L’urgence d’une révision de cette structure devient impérative pour garantir une meilleure représentation de l’État et un rééquilibrage des forces au sein du conseil d’administration. Il en va de la préservation des intérêts nationaux, cruciaux dans un contexte où les décisions prises impacteront profondément l’économie et la stabilité du pays.
L’Économie Guinéenne sur la corde raide
L’incendie est enfin dompté, mais les braises de la facture commencent à leur tour à s’embraser.
Les prévisions de l’Institut national de la statistique (INS) annoncent une baisse des importations de pétrole raffiné pour au moins le premier trimestre de 2024, anticipant une diminution de 2 points de pourcentage dans les activités de transport. Ce scénario pourrait entraîner une amputation de 0,7 point de pourcentage de la croissance économique et potentiellement une inflation galopante.
Cette perturbation risque d’engendrer une hausse spectaculaire des prix à la consommation, surtout dans le secteur des transports, avec des augmentations dépassant les 60% dans certaines régions. Les prévisions laissent entrevoir une inflation annuelle nationale pouvant atteindre, voire dépasser les 10% à l’échelle nationale et 15% à Conakry, des chiffres nettement au-dessus des estimations initiales.
L’impact sur le budget de l’État se dessine également, avec une baisse des recettes due au ralentissement des activités économiques et des dépenses supplémentaires requises pour la reconstruction des infrastructures détruites et le soutien aux sinistrés.

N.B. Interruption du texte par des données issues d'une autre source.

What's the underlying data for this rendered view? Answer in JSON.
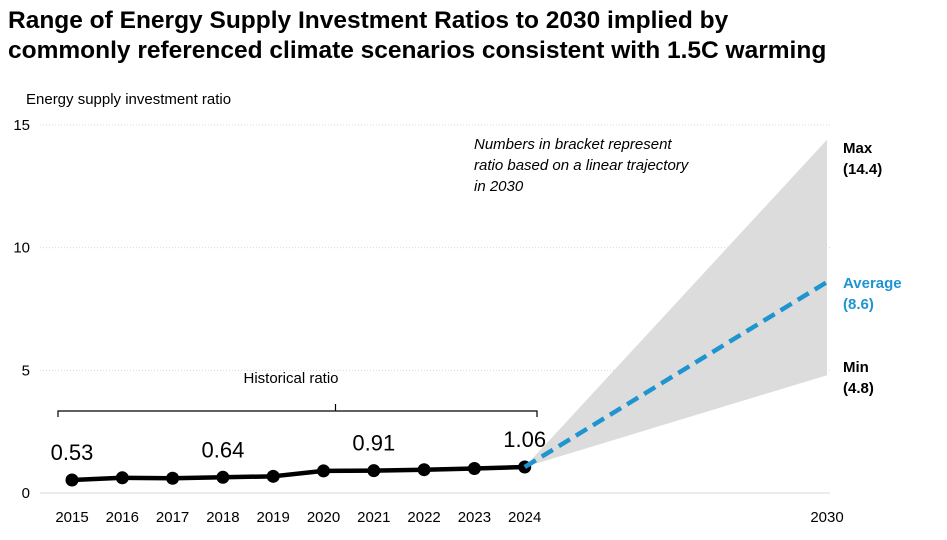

Face à cette crise, des mesures de riposte sont envisagées, allant de la sollicitation des pays voisins pour assurer l’approvisionnement en carburant à la transformation éventuelle de cuves à gazole en cuves à essence.
La Banque Centrale de la République de Guinée (BCRG) s’est engagée à soutenir l’économie nationale en surveillant de près l’inflation. Elle a pris des mesures d’assouplissement monétaire, réduisant le taux directeur de 11,5% à 11,0% et abaissant le taux des réserves obligatoires de 15,0% à 13,0% pouvant injecter 5 000 milliards de GNF dans l’économie, stimulant ainsi la croissance.
Malgré cette situation alarmante, rappelons que l’économie guinéenne a surmonté des crises majeures par le passé, notamment la pandémie de COVID-19, la crise d’Ebola et d’autres perturbations endémiques. Ces épreuves ont démontré la résilience du pays et sa capacité à rebondir. Au-delà des discours alarmistes actuels, cette crise pourrait être l’opportunité de revoir des modèles économiques obsolètes et de favoriser des secteurs plus résilients.
L’Après-Crise
Malgré ses défis actuels, la Guinée conserve un potentiel de résilience. Réussir à anticiper l’après-crise dès à présent et à réévaluer les pratiques économiques inefficaces apparaît crucial. Cela nécessite une analyse minutieuse de la place de la SGP dans l’économie guinéenne – de sa fonction, de sa structure et de ses détenteurs d’actions. Bien que la destruction de ses entrepôts soit tragique, son impact doit être évalué en corrélation avec d’autres facteurs pour saisir pleinement son impact.
Cette réforme se justifie – encore – d’autant plus qu’en 2022, la consommation quotidienne moyenne de carburant en Guinée s’élevait à 8 millions de litres, soit 4,5 millions de litres de gasoil et 3,5 millions d’essence, selon les responsables de la Société Nationale de Pétrole (SONAP).
La Guinée, dépourvue de réserves stratégiques de pétrole pour faire face à des urgences énergétiques, se trouve dans une position délicate, d’autant plus que son approvisionnement pétrolier est entièrement importé. À titre minimal, des stocks stratégiques devraient répondre à une demande de 90 jours, contrairement aux 15 jours actuellement en place. Cette situation souligne l’impérieuse nécessité de remédier aux dysfonctionnements en vigueur.
En repensant notre approche, en diversifiant nos approvisionnements énergétiques et en envisageant des politiques favorisant la croissance et l’innovation, nous pourrions profiter de cette crise pour engager des réformes essentielles et mieux prévenir de futures crises tout en exploitant de nouvelles opportunités émergentes.